Möhrchenprinz - Roman
Vorbereitungen für die Party nahmen Svenja und mich eine ganze Woche in Anspruch, denn wir hatten keine Lust, Fertigfraß minderer Qualität zu kaufen, und kein Geld für Convenienceprodukte aus dem Biomarkt. Also kochten, schnippelten, brutzelten und buken wir wie die Weltmeister,was uns großen Spaß machte. Einige Gäste würden weitere vegetarische oder vegane Salate und Desserts mitbringen. Alles gesund, alles bio und genau das, was mein Bruder Daniel verächtlich als Kaninchenfutter bezeichnete. Das war auch der Grund, weshalb er sich nie bemüht hatte, meine Partys in seinem Terminkalender unterzubringen. Wir lebten einfach in verschiedenen Welten. Trotzdem liebten wir uns heiß und innig, und deshalb war ich optimistisch, dass er dieses Mal kommen würde.
»Leo, Bier ist alle.«
»Leo, gibt’s noch Kartoffelsalat?«
»Leo, wo ist der Aschenbecher?«
Ich seufzte. Die Party war in vollem Gange und wie immer legte jeder, der einen Fuß über unsere Türschwelle setzte, sein ganzes Wohlergehen in meine Hände. Warum nicht in Svenjas? Es war ihre Party ebenso wie meine. Aber die Antwort lag auf der Hand: Svenja war viel zu ätherisch für Kartoffelsalat, Bier oder Aschenbecher. Sie trug ein langes, weißes Kleid aus Leinen und Baumwollspitze, ihre zarten Finger waren mit Ringen geschmückt, bunte Bänder betonten die schmalen Handgelenke. Das blonde Haar fiel ihr lose auf die Schultern und sie war, obwohl unsere Wohnung im Winter zugig war, barfuß.
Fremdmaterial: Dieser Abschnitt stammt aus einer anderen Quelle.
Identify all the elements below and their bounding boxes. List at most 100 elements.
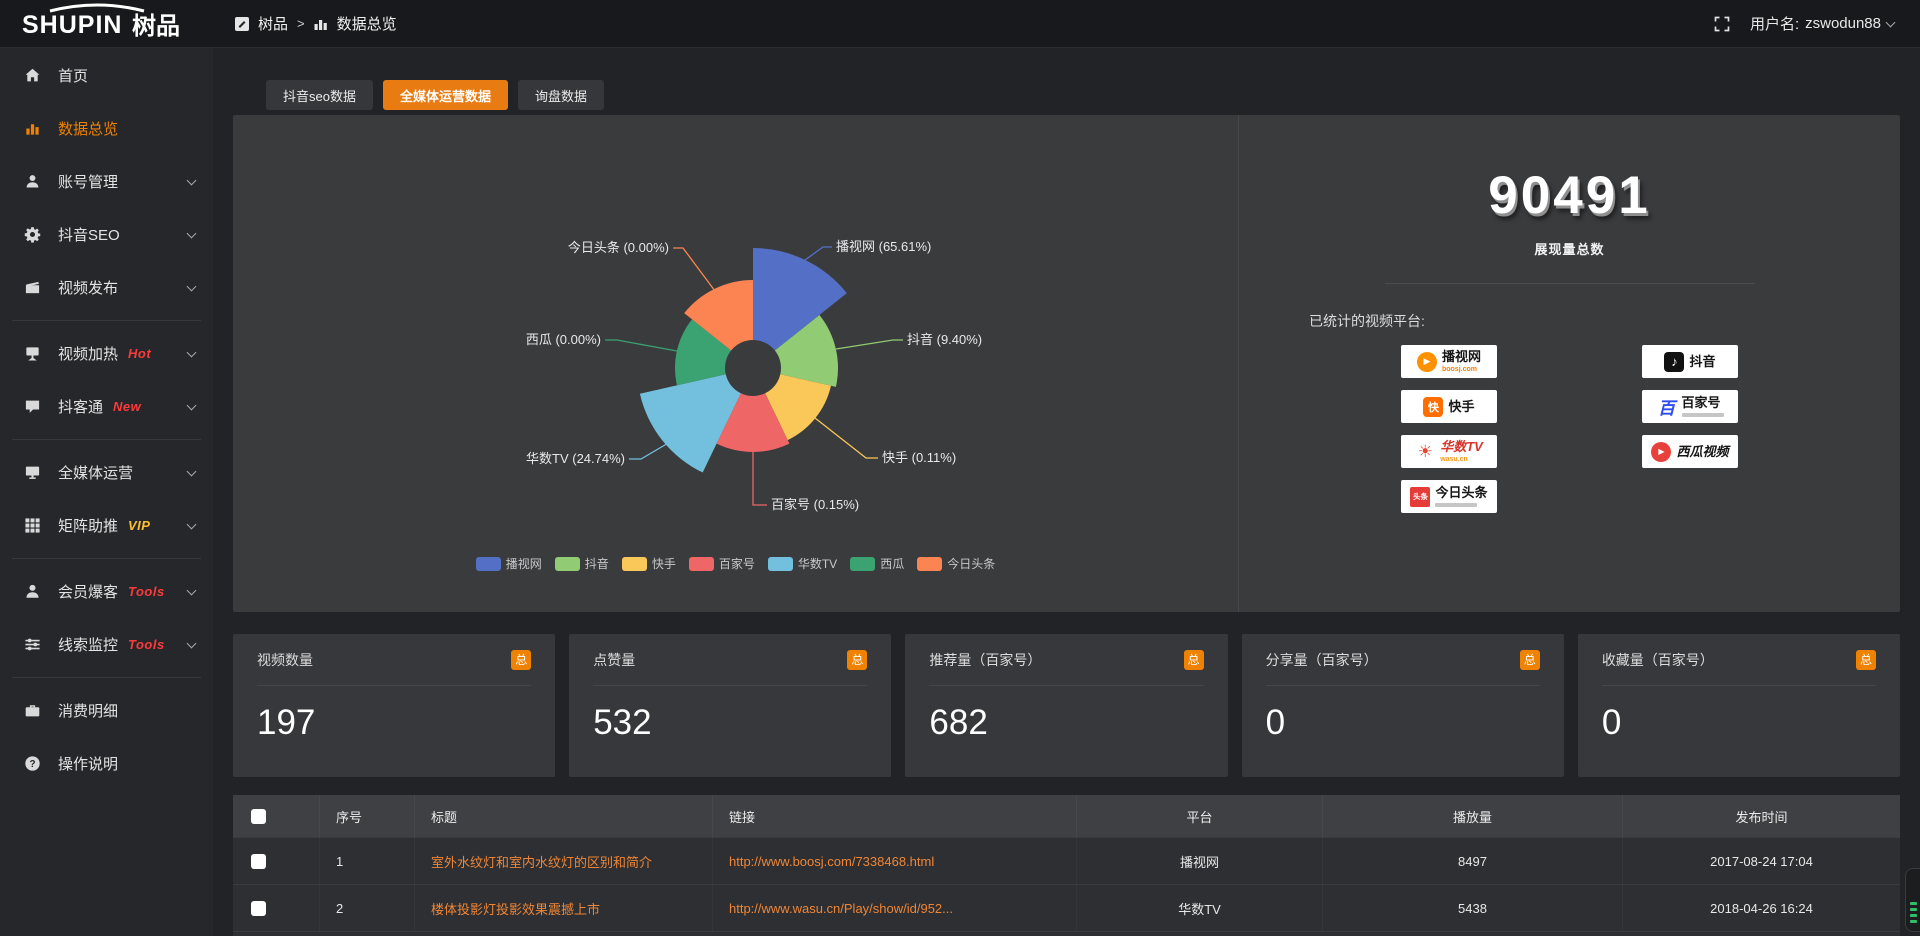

Svenja konnte durchaus zupacken, aber das sah man ihr nicht an und deshalb würde auch niemand sie darum bitten. Sie war ebenso praktisch und lebenstüchtig wie ich, hatte aber zusätzlich diesen Drang nach spiritueller Erfüllung – oder wie immer man das nennen sollte. Seit etlichen Jahren machte sie Yoga und transzendentale Meditation, malte Mandalas und studierte die Lehren Buddhas. Sie war überzeugte Veganerin, dankte Mutter Erde, dass diese sie trug und nährte, und fing Fliegen und Mücken in der Wohnung mit einem kleinen Kescher, um die Viecher dann draußenfreizulassen. Sie gehörte zu den verrücktesten Menschen, die ich kannte, und ich würde sie vermissen.
Dachte ich.
Das Vibrieren des Handys riss mich aus meinen Gedanken. Daniels Nummer. Aha, der Herr steckte bestimmt mitten in einem Milliardendeal und rief nur an, um mir mitzuteilen, dass er es selbst mit dem nächsten Flug nicht mehr um die halbe Welt schaffen würde.
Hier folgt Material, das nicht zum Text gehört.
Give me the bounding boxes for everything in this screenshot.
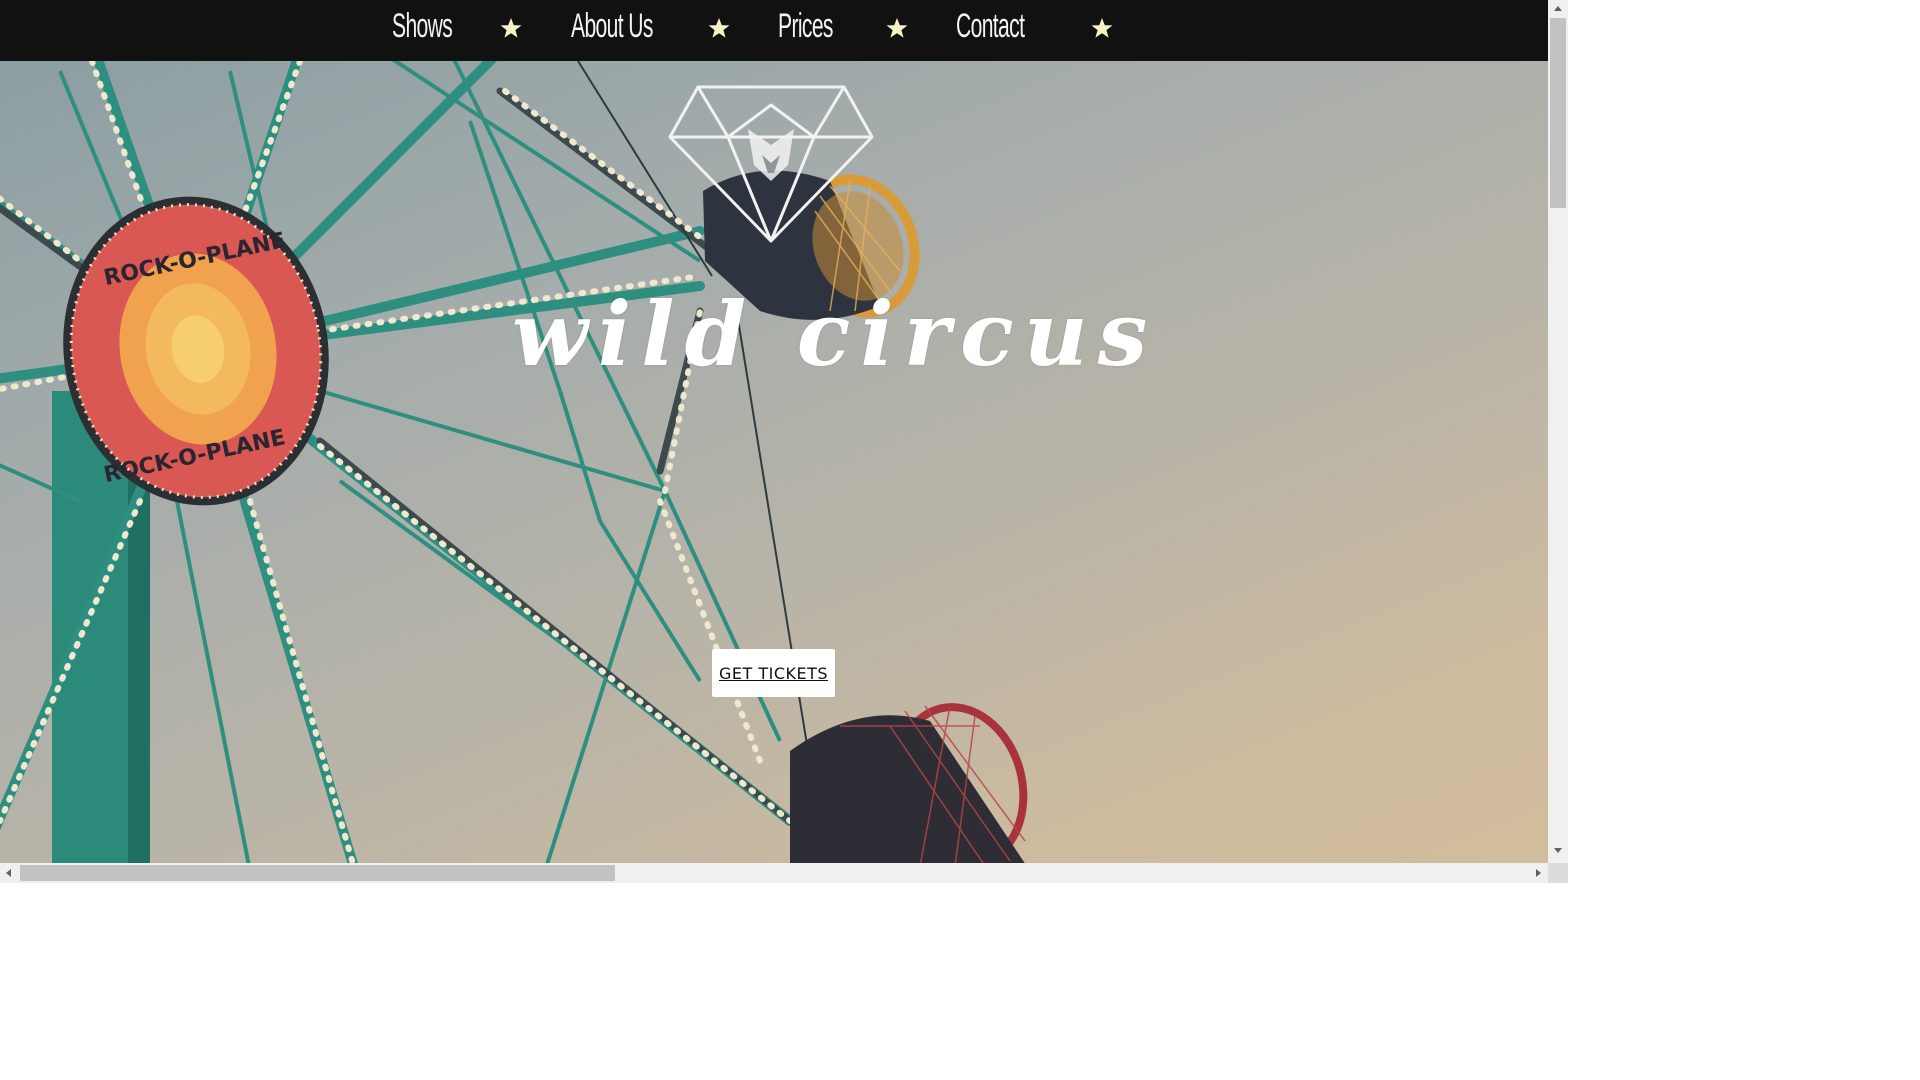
star-icon [500, 18, 522, 38]
scroll-up-arrow-icon[interactable] [1554, 6, 1562, 11]
hero-title: wild circus [512, 282, 1158, 386]
horizontal-scrollbar[interactable] [0, 863, 1548, 883]
nav-prices[interactable]: Prices [778, 0, 833, 52]
diamond-lion-icon [668, 85, 874, 243]
nav-contact[interactable]: Contact [956, 0, 1025, 52]
scrollbar-corner [1548, 863, 1568, 883]
hero-section: ROCK-O-PLANE ROCK-O-PLANE wild circus GE… [0, 61, 1548, 863]
gondola-red [790, 703, 1028, 863]
top-nav: Shows About Us Prices Contact [0, 0, 1548, 61]
vertical-scroll-thumb[interactable] [1550, 18, 1566, 208]
nav-about-us[interactable]: About Us [571, 0, 653, 52]
vertical-scrollbar[interactable] [1548, 0, 1568, 863]
star-icon [886, 18, 908, 38]
star-icon [708, 18, 730, 38]
browser-viewport: Shows About Us Prices Contact ROCK-O-PLA… [0, 0, 1548, 863]
get-tickets-button[interactable]: GET TICKETS [712, 649, 835, 697]
scroll-right-arrow-icon[interactable] [1536, 869, 1541, 877]
scroll-left-arrow-icon[interactable] [6, 869, 11, 877]
star-icon [1091, 18, 1113, 38]
horizontal-scroll-thumb[interactable] [20, 865, 615, 881]
nav-shows[interactable]: Shows [392, 0, 453, 52]
scroll-down-arrow-icon[interactable] [1554, 848, 1562, 853]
»Wo steckst du?«, fragte ich ihn statt einer Begrüßung.
»Kopf noch halb in Hongkong, Füße auf einer grauen Granitstufe, Finger auf deinem Klingelknopf, Sweetie.«
Ich grinste. Wenn Daniel mich Sweetie nannte, hatte er gute Laune. Ich drängelte mich durch den Flur voller Gäste und drückte die Tür auf.
Vegetarische Gemüsesuppe, veganer Kartoffelsalat, panierte Tofuschnitzel mit Walnusspaste, Krautsalat, Sauerkrautsuppe, Vollkornbrötchen und Grünkernfrikadellen, Spinattaschen und Nudelauflauf mit Lauch und Rosenkohl. Bier, Linsensalat, Hummus, Muhammara, Mousse au Chocolat und Tiramisù – Schüsseln und Gläser wurden leer und mussten aufgefüllt werden, Aschenbecher wurden voll und mussten geleert werden und dazwischen wünschten mir Freundinnen und Freunde alles Gute. Leute, die ich nicht kannte, fragten, wo das Klo sei, und zwischendurch grinsten Daniel und ich uns gelegentlich zu.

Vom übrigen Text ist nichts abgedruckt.